Neural Network learning to predict only one class with binary cross entropy function

Hello, I have very basic problem with training classification MLP network - I’m trying to train a network for simple classification task on randomly generated dataset with a bit imbalanced classes (59 observations of class 0 and 140 of class 1), and I can’t seem to teach the NN to distinguish between them, it always just simply predicts all the classes to class 1. I tried to use different weighting of classes, but it didn’t help. I know that the dataset is small, but unfortunately that was the task given by the teacher, and I shouldn’t make the dataset bigger. Here is my code:

class NeuralNet(nn.Module):
  def __init__(self, n_input, n_hidden1, n_hidden2, output_shape):
    super().__init__()
    self.hidden2 = nn.Linear(n_hidden1, n_hidden2)
    self.hidden = nn.Linear(n_input, n_hidden1)
    self.outer = nn.Linear(n_hidden1, output_shape)
    self.sigmoid = nn.Sigmoid()
    self.softmax = nn.Softmax(dim=1)
    
  def forward(self, data):
    step1 = self.hidden(data)
    step2 = self.sigmoid(step1)
    step3 = self.hidden2(step2)
    step4 = self.sigmoid(step3)
    step5 = self.outer(step4)
    step6 = self.softmax(step5)
    return step6

model = NeuralNet(4, 5, 5, 2)
model = model.float()
num_epoch = 100
learning_rate = 0.001
loss_function = F.binary_cross_entropy
optimizer = optim.SGD(model.parameters(), lr=learning_rate)#, weight_decay=1e-4, momentum=0.9)

#training loop:
train_scores = []
test_scores = []
for epoch in range(num_epoch):
  scores = []
  model.train()
  for x_batch, y_batch in train_dataloader:
    y_pred = model(x_batch).squeeze()
    y_batch = y_batch.squeeze().float()
    
    loss = loss_function(y_pred, y_batch, weight=torch.tensor([0.6, 0.4]))
    loss.backward()
    
    optimizer.step()
    optimizer.zero_grad()
    scores.append(loss.item())
    
  model.eval()
  train_loss = np.mean(scores)
  with torch.no_grad():
        test_loss = sum(loss_function(model(xb).squeeze(), yb.squeeze().float()) for xb, yb in test_dataloader)
  test_loss = test_loss/len(test_dataloader)
  #print(f"Epoch {epoch} train loss: {train_loss}, test loss: {test_loss}")
  train_scores.append(train_loss)
  test_scores.append(test_loss)

Hello Ra!

Your passing the wrong information / shape to binary_cross_entropy.
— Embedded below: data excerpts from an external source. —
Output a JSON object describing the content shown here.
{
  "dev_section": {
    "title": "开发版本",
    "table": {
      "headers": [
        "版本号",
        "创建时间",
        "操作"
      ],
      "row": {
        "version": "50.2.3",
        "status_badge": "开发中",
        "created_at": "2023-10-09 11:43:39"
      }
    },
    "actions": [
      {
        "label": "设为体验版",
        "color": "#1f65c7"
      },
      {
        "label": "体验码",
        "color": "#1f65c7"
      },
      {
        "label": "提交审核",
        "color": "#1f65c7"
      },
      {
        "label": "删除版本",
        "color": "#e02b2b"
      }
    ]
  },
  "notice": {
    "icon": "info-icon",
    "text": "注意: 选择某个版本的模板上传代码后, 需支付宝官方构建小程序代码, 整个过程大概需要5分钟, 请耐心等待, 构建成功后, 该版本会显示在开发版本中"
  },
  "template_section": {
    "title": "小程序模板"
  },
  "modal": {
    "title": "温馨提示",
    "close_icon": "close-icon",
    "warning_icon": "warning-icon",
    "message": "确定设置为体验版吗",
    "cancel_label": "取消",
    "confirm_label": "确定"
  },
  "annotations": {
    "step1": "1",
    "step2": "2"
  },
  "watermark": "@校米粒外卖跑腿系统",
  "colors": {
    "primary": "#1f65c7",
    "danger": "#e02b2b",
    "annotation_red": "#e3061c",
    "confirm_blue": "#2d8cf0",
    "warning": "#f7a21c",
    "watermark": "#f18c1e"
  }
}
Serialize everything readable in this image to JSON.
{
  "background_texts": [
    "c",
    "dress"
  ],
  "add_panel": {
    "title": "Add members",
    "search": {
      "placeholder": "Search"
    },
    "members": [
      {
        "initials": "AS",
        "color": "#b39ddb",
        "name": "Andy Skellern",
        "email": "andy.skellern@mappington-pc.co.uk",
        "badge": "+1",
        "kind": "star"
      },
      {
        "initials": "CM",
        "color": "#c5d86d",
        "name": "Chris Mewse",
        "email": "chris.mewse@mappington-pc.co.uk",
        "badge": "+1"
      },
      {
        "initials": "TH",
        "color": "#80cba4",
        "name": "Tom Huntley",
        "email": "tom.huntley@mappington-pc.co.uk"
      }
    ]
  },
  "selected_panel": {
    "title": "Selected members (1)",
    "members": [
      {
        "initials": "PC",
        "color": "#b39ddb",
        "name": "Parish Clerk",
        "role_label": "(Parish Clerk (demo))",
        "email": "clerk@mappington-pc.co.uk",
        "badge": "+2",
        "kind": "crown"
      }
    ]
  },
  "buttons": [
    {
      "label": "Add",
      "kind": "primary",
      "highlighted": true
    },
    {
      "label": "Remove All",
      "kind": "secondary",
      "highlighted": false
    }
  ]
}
binary_cross_entropy expects one prediction value per sample, to
be understood as the probability of that sample being in class “1”.
(It expects a single target value per sample, as well.) You construct
your last linear layer to have two outputs – you should have one.

When you switch to a single output, you will need to switch from
Softmax to Sigmoid in your final layer (after the last linear layer).
However, for numerical reasons, you will be better off using
binary_cross_entropy_with_logits, fed directly by your last
linear layer, and not have a Sigmoid.

In order to reweight your unbalanced training data (You might
not need to.) you will need to use the per-sample weight
argument to binary_cross_entropy_with_logits. That is,
if a specific sample in your batch is class “0” you give it the
reweighting weight you want for class “0”; if it’s class “1”, you
give it the class “1” weight.

One other note: It doesn’t matter in your specific case because
you have n_hidden1 = n_hidden2 (= 5), but you should have
n_hidden2 inputs to your last linear layer:
self.outer = nn.Linear(n_hidden2, output_shape)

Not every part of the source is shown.